Zucker fördert Wachstum von Darmtumoren bei Mäusen

Fruktose-Glukose-Sirup aus Maisstärke kurbelt den Stoffwechsel von Darmkrebszellen an – Das Zuckerkonzentrat ist vielen Softdrinks und anderen Lebensmitteln zugesetzt
Mit Glukose und Fruktose gesüßte Getränke könnten auch beim Menschen das Wachstum von Darmtumoren beschleunigen.
Mit Glukose und Fruktose gesüßte Getränke könnten auch beim Menschen das Wachstum von Darmtumoren beschleunigen.
© Vincent Dittmer
New York / Houston (USA) - Ein starker Zuckerkonsum ist mit einem erhöhten Risiko für Fettleibigkeit und Darmkrebs verbunden. Bei Mäusen konnten amerikanische Forscher jetzt einen direkten, ursächlichen Zusammenhang zwischen der Verwertung zweier Zuckerarten und dem Wachstum von Darmtumoren nachweisen – auch unabhängig von einer Gewichtszunahme. Schon ein mäßiger täglicher Konsum von Maissirup, der sowohl Glukose als auch Fruktose enthält und in vielen Lebensmitteln enthalten ist, beschleunigte die Entwicklung von Tumoren aus Darmpolypen, berichten die Wissenschaftler in „Science“. Beide Zucker werden von den Tumorzellen aufgenommen und verändern deren Stoffwechsel so, dass sich die Zellen schneller vermehren. Eine Blockade der Fruktoseverwertung oder der Verzicht auf fruktosehaltige Nahrungsmittel könnte vorbeugend oder therapiebegleitend hilfreich sein.

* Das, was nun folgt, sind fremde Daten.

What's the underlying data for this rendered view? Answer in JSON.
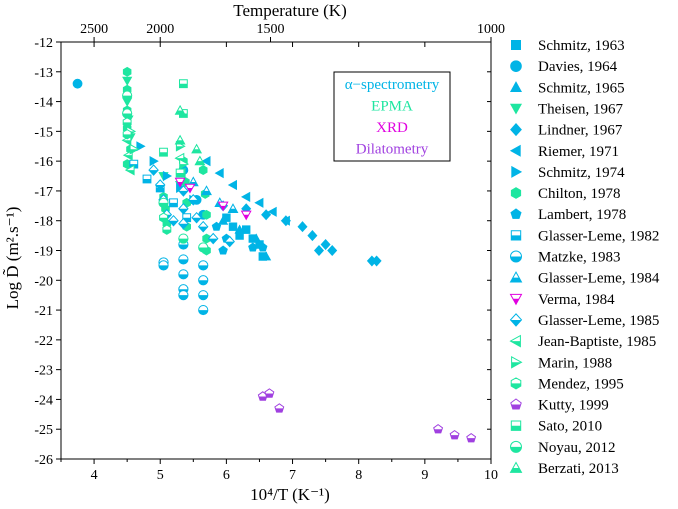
{
  "chart_data": {
    "type": "scatter",
    "title": "",
    "xlabel": "10⁴/T (K⁻¹)",
    "ylabel": "Log D̃ (m².s⁻¹)",
    "top_xlabel": "Temperature (K)",
    "xlim": [
      3.5,
      10
    ],
    "ylim": [
      -26,
      -12
    ],
    "x_ticks": [
      4,
      5,
      6,
      7,
      8,
      9,
      10
    ],
    "y_ticks": [
      -12,
      -13,
      -14,
      -15,
      -16,
      -17,
      -18,
      -19,
      -20,
      -21,
      -22,
      -23,
      -24,
      -25,
      -26
    ],
    "top_ticks": [
      {
        "label": "2500",
        "value": 2500
      },
      {
        "label": "2000",
        "value": 2000
      },
      {
        "label": "1500",
        "value": 1500
      },
      {
        "label": "1000",
        "value": 1000
      }
    ],
    "technique_legend": [
      {
        "label": "α−spectrometry",
        "color": "#00b4e6"
      },
      {
        "label": "EPMA",
        "color": "#1ee6a0"
      },
      {
        "label": "XRD",
        "color": "#e000e0"
      },
      {
        "label": "Dilatometry",
        "color": "#a040e0"
      }
    ],
    "series": [
      {
        "name": "Schmitz, 1963",
        "marker": "square",
        "fill": "full",
        "color": "#00b4e6",
        "points": [
          [
            6.0,
            -17.9
          ],
          [
            6.1,
            -18.2
          ],
          [
            6.2,
            -18.5
          ],
          [
            6.3,
            -18.3
          ],
          [
            6.4,
            -18.6
          ],
          [
            6.5,
            -18.8
          ],
          [
            6.55,
            -19.2
          ]
        ]
      },
      {
        "name": "Davies, 1964",
        "marker": "circle",
        "fill": "full",
        "color": "#00b4e6",
        "points": [
          [
            3.75,
            -13.4
          ],
          [
            5.35,
            -16.3
          ],
          [
            5.55,
            -17.3
          ],
          [
            5.65,
            -17.8
          ]
        ]
      },
      {
        "name": "Schmitz, 1965",
        "marker": "triangle-up",
        "fill": "full",
        "color": "#00b4e6",
        "points": [
          [
            5.95,
            -18.0
          ],
          [
            6.2,
            -18.3
          ],
          [
            6.45,
            -18.6
          ],
          [
            6.6,
            -19.2
          ]
        ]
      },
      {
        "name": "Theisen, 1967",
        "marker": "triangle-down",
        "fill": "full",
        "color": "#1ee6a0",
        "points": [
          [
            4.5,
            -13.3
          ],
          [
            4.5,
            -14.0
          ],
          [
            4.52,
            -14.6
          ],
          [
            4.55,
            -15.2
          ],
          [
            5.05,
            -16.5
          ],
          [
            5.3,
            -16.8
          ]
        ]
      },
      {
        "name": "Lindner, 1967",
        "marker": "diamond",
        "fill": "full",
        "color": "#00b4e6",
        "points": [
          [
            5.95,
            -17.5
          ],
          [
            6.3,
            -17.6
          ],
          [
            6.6,
            -17.8
          ],
          [
            6.9,
            -18.0
          ],
          [
            7.15,
            -18.2
          ],
          [
            7.3,
            -18.5
          ],
          [
            7.5,
            -18.8
          ],
          [
            7.6,
            -19.0
          ],
          [
            7.4,
            -19.0
          ],
          [
            8.2,
            -19.35
          ],
          [
            8.27,
            -19.35
          ]
        ]
      },
      {
        "name": "Riemer, 1971",
        "marker": "triangle-left",
        "fill": "full",
        "color": "#00b4e6",
        "points": [
          [
            5.7,
            -16.0
          ],
          [
            5.9,
            -16.4
          ],
          [
            6.1,
            -16.8
          ],
          [
            6.3,
            -17.2
          ],
          [
            6.5,
            -17.4
          ],
          [
            6.7,
            -17.7
          ],
          [
            6.9,
            -18.0
          ]
        ]
      },
      {
        "name": "Schmitz, 1974",
        "marker": "triangle-right",
        "fill": "full",
        "color": "#00b4e6",
        "points": [
          [
            4.7,
            -15.5
          ],
          [
            4.9,
            -16.0
          ],
          [
            5.1,
            -16.5
          ],
          [
            5.3,
            -16.9
          ],
          [
            5.5,
            -17.3
          ]
        ]
      },
      {
        "name": "Chilton, 1978",
        "marker": "hexagon",
        "fill": "full",
        "color": "#1ee6a0",
        "points": [
          [
            4.5,
            -13.0
          ],
          [
            4.5,
            -13.6
          ],
          [
            4.5,
            -14.3
          ],
          [
            4.5,
            -14.9
          ],
          [
            4.55,
            -15.6
          ],
          [
            4.5,
            -16.1
          ],
          [
            5.05,
            -17.2
          ],
          [
            5.08,
            -17.6
          ],
          [
            5.1,
            -18.1
          ],
          [
            5.35,
            -16.0
          ],
          [
            5.38,
            -16.7
          ],
          [
            5.4,
            -17.4
          ],
          [
            5.4,
            -18.2
          ],
          [
            5.65,
            -16.3
          ],
          [
            5.68,
            -17.1
          ],
          [
            5.7,
            -17.8
          ],
          [
            5.7,
            -18.6
          ],
          [
            5.7,
            -19.0
          ]
        ]
      },
      {
        "name": "Lambert, 1978",
        "marker": "pentagon",
        "fill": "full",
        "color": "#00b4e6",
        "points": [
          [
            5.85,
            -18.2
          ],
          [
            5.95,
            -19.0
          ],
          [
            6.0,
            -18.6
          ],
          [
            6.4,
            -18.9
          ],
          [
            6.55,
            -18.9
          ]
        ]
      },
      {
        "name": "Glasser-Leme, 1982",
        "marker": "square",
        "fill": "half",
        "color": "#00b4e6",
        "points": [
          [
            4.6,
            -16.1
          ],
          [
            4.8,
            -16.6
          ],
          [
            5.0,
            -16.9
          ],
          [
            5.2,
            -17.4
          ],
          [
            5.4,
            -17.9
          ]
        ]
      },
      {
        "name": "Matzke, 1983",
        "marker": "circle",
        "fill": "half",
        "color": "#00b4e6",
        "points": [
          [
            5.05,
            -19.4
          ],
          [
            5.05,
            -19.5
          ],
          [
            5.35,
            -18.8
          ],
          [
            5.35,
            -19.3
          ],
          [
            5.35,
            -19.8
          ],
          [
            5.35,
            -20.3
          ],
          [
            5.35,
            -20.5
          ],
          [
            5.65,
            -19.5
          ],
          [
            5.65,
            -20.0
          ],
          [
            5.65,
            -20.5
          ],
          [
            5.65,
            -21.0
          ]
        ]
      },
      {
        "name": "Glasser-Leme, 1984",
        "marker": "triangle-up",
        "fill": "half",
        "color": "#00b4e6",
        "points": [
          [
            5.5,
            -16.7
          ],
          [
            5.7,
            -17.0
          ],
          [
            5.9,
            -17.4
          ],
          [
            6.1,
            -17.6
          ]
        ]
      },
      {
        "name": "Verma, 1984",
        "marker": "triangle-down",
        "fill": "half",
        "color": "#e000e0",
        "points": [
          [
            5.3,
            -16.7
          ],
          [
            5.45,
            -16.9
          ],
          [
            5.95,
            -17.5
          ],
          [
            6.3,
            -17.8
          ]
        ]
      },
      {
        "name": "Glasser-Leme, 1985",
        "marker": "diamond",
        "fill": "half",
        "color": "#00b4e6",
        "points": [
          [
            4.9,
            -16.3
          ],
          [
            5.0,
            -16.8
          ],
          [
            5.05,
            -17.3
          ],
          [
            5.1,
            -17.8
          ],
          [
            5.2,
            -18.0
          ],
          [
            5.35,
            -17.0
          ],
          [
            5.35,
            -17.6
          ],
          [
            5.35,
            -18.1
          ],
          [
            5.5,
            -17.3
          ],
          [
            5.55,
            -17.9
          ],
          [
            5.65,
            -18.2
          ],
          [
            5.8,
            -18.6
          ],
          [
            6.05,
            -18.7
          ]
        ]
      },
      {
        "name": "Jean-Baptiste, 1985",
        "marker": "triangle-left",
        "fill": "half",
        "color": "#1ee6a0",
        "points": [
          [
            4.5,
            -15.3
          ],
          [
            4.52,
            -15.8
          ],
          [
            4.55,
            -16.3
          ],
          [
            5.3,
            -15.9
          ],
          [
            5.32,
            -16.4
          ]
        ]
      },
      {
        "name": "Marin, 1988",
        "marker": "triangle-right",
        "fill": "half",
        "color": "#1ee6a0",
        "points": [
          [
            4.55,
            -15.0
          ],
          [
            4.6,
            -15.6
          ],
          [
            5.3,
            -15.5
          ],
          [
            5.35,
            -16.1
          ]
        ]
      },
      {
        "name": "Mendez, 1995",
        "marker": "hexagon",
        "fill": "half",
        "color": "#1ee6a0",
        "points": [
          [
            4.5,
            -14.7
          ],
          [
            4.5,
            -15.1
          ],
          [
            5.05,
            -17.9
          ],
          [
            5.1,
            -18.3
          ]
        ]
      },
      {
        "name": "Kutty, 1999",
        "marker": "pentagon",
        "fill": "half",
        "color": "#a040e0",
        "points": [
          [
            6.55,
            -23.9
          ],
          [
            6.65,
            -23.8
          ],
          [
            6.8,
            -24.3
          ],
          [
            9.2,
            -25.0
          ],
          [
            9.45,
            -25.2
          ],
          [
            9.7,
            -25.3
          ]
        ]
      },
      {
        "name": "Sato, 2010",
        "marker": "square",
        "fill": "half",
        "color": "#1ee6a0",
        "points": [
          [
            5.35,
            -13.4
          ],
          [
            5.35,
            -14.4
          ],
          [
            5.05,
            -15.7
          ],
          [
            5.3,
            -16.4
          ]
        ]
      },
      {
        "name": "Noyau, 2012",
        "marker": "circle",
        "fill": "half",
        "color": "#1ee6a0",
        "points": [
          [
            4.5,
            -13.8
          ],
          [
            4.5,
            -14.4
          ],
          [
            5.05,
            -17.4
          ],
          [
            5.35,
            -18.6
          ],
          [
            5.65,
            -18.9
          ]
        ]
      },
      {
        "name": "Berzati, 2013",
        "marker": "triangle-up",
        "fill": "half",
        "color": "#1ee6a0",
        "points": [
          [
            5.3,
            -14.3
          ],
          [
            5.3,
            -15.3
          ],
          [
            5.55,
            -15.6
          ],
          [
            5.6,
            -16.0
          ]
        ]
      }
    ]
  }
}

„Wer Darmkrebs hat, könnte seinen Tumor füttern, wenn er Maissirup trinkt“, sagt Erstautor Marcus Goncalves aus dem Labor von Lewis Cantley von Weill Cornell Medicine in New York. „Beim Menschen dauert es gewöhnlich 20 bis 30 Jahre, bis sich aus einem frühen Krebsstadium ein aggressiver kolorektaler Tumor entwickelt hat“, sagt Jihye Yun vom Baylor College of Medicine in Houston, die zusammen mit Cantley das Forschungsprojekt leitete. Ein regelmäßiger Konsum zuckerhaltiger Getränke könne den zeitlichen Verlauf der Krebsentstehung verkürzen. Ob die Ergebnisse der Tierversuche auf den Menschen übertragbar sind, müsse aber noch geprüft werden.

Für ihre Experimente erzeugten die Forscher genetisch veränderte Mäuse, bei denen sich aufgrund eines fehlenden Gens zahlreiche Darmpolypen bilden. Diese sogenannten Adenome sind eine Vorstufe von Darmtumoren. Solche Tiere haben – wie auch Menschen mit adenomatöser Polypose – ein erhöhtes Risiko, an Darmkrebs zu erkranken. Das bei den Mäusen ausgeschaltete Gen sei auch bei mehr als 90 Prozent der Patienten mit kolorektalem Karzinom defekt, sagt Yun. Zwei Monate lang erhielten die Mäuse täglich mit Maissirup versetztes Trinkwasser. Die dabei aufgenommene Menge an Glukose und Fruktose würde beim Menschen etwa dem täglichen Konsum einer Flasche eines in gleicher Weise gesüßten Softdrinks entsprechen. Das verwendete Zuckerkonzentrat enthielt Glukose und Fruktose in einem Verhältnis von 45 : 55.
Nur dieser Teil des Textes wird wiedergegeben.